Greenpeace storms nuclear construction site

Greenpeace activists from across Europe occupied a nuclear reactor building site in Finland this week to demand that work stops.

Activists from countries including the UK blockaded the entrance and occupied giant cranes at the Olkiluoto 3 site early on Monday, May 28, in protest over safety and work standards.

Nathan Argent, Greenpeace anti-nuclear campaigner, said: "It is alarming that in a desperate bid to cut corners and save time and money, safety is being compromised.

"Work should stop immediately so that a full and proper investigation can be conducted to expose the true costs of this nuclear folly."

Three of six activists who climbed into a 60-metre high crane at the site on Finland's west coast came down on Wednesday and were arrested by police.
Operators Teollisuuden Voima Oy (TVO) says the demonstration did not affect work.

Greenpeace wants TVO to stop work immediately and publish more than 1,000 breaches in safety standards reportedly identified by the Finnish safety executive STUK since work began 18 months ago.

TVO insists many were in work done by subcontracting firms and have been fixed.
Olkiluoto, a third generation European Pressurised Water reactor, is said to be 18 months behind schedule and the final cost is understood to have spiralled from 2.5 billion euros to more than 4 billion.

Greenpeace claims the decision to build the reactor and the subsequent delays mean Finland will miss its Kyoto targets.

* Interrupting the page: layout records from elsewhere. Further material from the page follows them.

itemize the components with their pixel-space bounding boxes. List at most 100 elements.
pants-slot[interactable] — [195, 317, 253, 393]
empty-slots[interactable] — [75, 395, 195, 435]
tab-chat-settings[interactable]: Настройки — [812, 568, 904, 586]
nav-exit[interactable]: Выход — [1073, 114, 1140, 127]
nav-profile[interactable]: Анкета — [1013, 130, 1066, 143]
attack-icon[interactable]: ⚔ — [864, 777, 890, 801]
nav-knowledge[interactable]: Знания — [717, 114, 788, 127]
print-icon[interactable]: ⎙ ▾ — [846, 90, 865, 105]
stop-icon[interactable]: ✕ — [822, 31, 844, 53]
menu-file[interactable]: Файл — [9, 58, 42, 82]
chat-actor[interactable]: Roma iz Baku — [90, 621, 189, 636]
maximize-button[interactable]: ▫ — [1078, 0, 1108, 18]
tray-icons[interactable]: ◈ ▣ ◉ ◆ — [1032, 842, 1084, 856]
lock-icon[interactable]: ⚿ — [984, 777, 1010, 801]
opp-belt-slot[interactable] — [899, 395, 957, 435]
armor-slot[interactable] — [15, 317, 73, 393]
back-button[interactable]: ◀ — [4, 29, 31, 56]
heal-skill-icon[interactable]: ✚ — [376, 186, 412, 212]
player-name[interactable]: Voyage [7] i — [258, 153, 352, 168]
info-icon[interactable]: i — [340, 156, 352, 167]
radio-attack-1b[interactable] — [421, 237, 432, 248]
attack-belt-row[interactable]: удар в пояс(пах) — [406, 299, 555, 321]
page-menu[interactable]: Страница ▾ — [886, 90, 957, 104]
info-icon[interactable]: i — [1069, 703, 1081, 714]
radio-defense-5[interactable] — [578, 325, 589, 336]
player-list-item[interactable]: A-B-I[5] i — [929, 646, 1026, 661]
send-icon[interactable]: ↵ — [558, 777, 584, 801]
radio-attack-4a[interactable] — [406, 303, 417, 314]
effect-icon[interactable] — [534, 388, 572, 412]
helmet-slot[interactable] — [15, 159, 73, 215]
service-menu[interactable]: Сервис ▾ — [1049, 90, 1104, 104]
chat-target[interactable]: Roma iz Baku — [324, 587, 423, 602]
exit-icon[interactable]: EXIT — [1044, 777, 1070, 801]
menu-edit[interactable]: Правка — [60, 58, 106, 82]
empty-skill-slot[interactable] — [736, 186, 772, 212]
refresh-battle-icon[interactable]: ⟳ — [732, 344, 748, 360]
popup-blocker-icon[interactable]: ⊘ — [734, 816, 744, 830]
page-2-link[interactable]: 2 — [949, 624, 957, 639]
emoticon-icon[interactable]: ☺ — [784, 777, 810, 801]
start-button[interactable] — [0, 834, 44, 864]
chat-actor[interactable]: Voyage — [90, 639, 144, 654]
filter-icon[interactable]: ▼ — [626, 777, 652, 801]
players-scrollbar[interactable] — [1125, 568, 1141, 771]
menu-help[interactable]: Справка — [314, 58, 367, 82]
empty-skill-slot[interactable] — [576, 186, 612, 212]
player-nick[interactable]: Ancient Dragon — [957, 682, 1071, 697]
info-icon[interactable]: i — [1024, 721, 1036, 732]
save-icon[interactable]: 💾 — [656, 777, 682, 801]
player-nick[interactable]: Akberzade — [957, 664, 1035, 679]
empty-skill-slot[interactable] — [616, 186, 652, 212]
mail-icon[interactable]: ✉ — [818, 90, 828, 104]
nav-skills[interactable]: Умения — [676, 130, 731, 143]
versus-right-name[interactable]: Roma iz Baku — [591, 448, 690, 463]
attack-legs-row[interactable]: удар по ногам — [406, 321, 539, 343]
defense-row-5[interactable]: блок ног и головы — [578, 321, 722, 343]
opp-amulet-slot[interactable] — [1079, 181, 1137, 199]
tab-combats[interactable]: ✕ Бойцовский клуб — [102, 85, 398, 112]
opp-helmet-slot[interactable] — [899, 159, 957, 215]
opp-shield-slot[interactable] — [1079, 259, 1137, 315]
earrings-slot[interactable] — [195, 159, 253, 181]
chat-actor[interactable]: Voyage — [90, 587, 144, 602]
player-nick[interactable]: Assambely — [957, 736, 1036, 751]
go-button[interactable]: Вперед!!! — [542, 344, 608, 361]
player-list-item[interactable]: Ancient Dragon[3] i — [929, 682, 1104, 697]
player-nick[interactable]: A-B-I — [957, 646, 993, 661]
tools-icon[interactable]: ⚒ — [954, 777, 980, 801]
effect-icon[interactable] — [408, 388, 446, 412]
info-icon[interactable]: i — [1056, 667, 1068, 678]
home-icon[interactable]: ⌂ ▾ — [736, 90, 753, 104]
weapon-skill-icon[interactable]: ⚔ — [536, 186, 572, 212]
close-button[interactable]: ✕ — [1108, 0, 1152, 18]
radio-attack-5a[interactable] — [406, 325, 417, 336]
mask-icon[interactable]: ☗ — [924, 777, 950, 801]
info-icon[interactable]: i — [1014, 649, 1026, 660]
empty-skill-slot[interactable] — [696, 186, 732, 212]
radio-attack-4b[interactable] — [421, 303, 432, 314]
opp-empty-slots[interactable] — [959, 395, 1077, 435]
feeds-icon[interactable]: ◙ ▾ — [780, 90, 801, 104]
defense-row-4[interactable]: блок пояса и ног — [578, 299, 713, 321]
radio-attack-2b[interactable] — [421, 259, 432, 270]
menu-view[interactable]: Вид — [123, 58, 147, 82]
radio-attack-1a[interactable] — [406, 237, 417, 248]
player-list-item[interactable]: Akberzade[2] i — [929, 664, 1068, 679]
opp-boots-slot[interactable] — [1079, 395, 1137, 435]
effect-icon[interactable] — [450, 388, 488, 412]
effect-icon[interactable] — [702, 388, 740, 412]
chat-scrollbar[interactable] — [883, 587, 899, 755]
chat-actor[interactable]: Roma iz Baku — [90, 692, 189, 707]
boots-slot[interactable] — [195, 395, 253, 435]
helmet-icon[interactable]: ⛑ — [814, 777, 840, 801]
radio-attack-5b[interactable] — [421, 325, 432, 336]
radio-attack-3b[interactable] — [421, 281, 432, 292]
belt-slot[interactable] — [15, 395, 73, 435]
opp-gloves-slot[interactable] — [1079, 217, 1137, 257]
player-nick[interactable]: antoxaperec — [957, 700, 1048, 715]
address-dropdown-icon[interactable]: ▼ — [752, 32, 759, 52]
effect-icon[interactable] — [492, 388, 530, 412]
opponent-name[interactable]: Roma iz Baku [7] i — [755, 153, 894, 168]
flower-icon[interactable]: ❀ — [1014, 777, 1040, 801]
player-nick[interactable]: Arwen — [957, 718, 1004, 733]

It also maintains the reactor is the same design as is likely to be built in the UK following the publication of a new energy white paper, which aims to ring in a new age of nuclear reactors

"It is alarmingly clear that investing billions in nuclear power would be nothing more than a dangerous and expensive distraction in the fight against climate change," said Mr Argent.

"Nuclear reactors always come in over-time and over-budget, and in Britain they'd still only contribute four per cent of our energy.

"There are much cheaper, safer, more effective alternatives."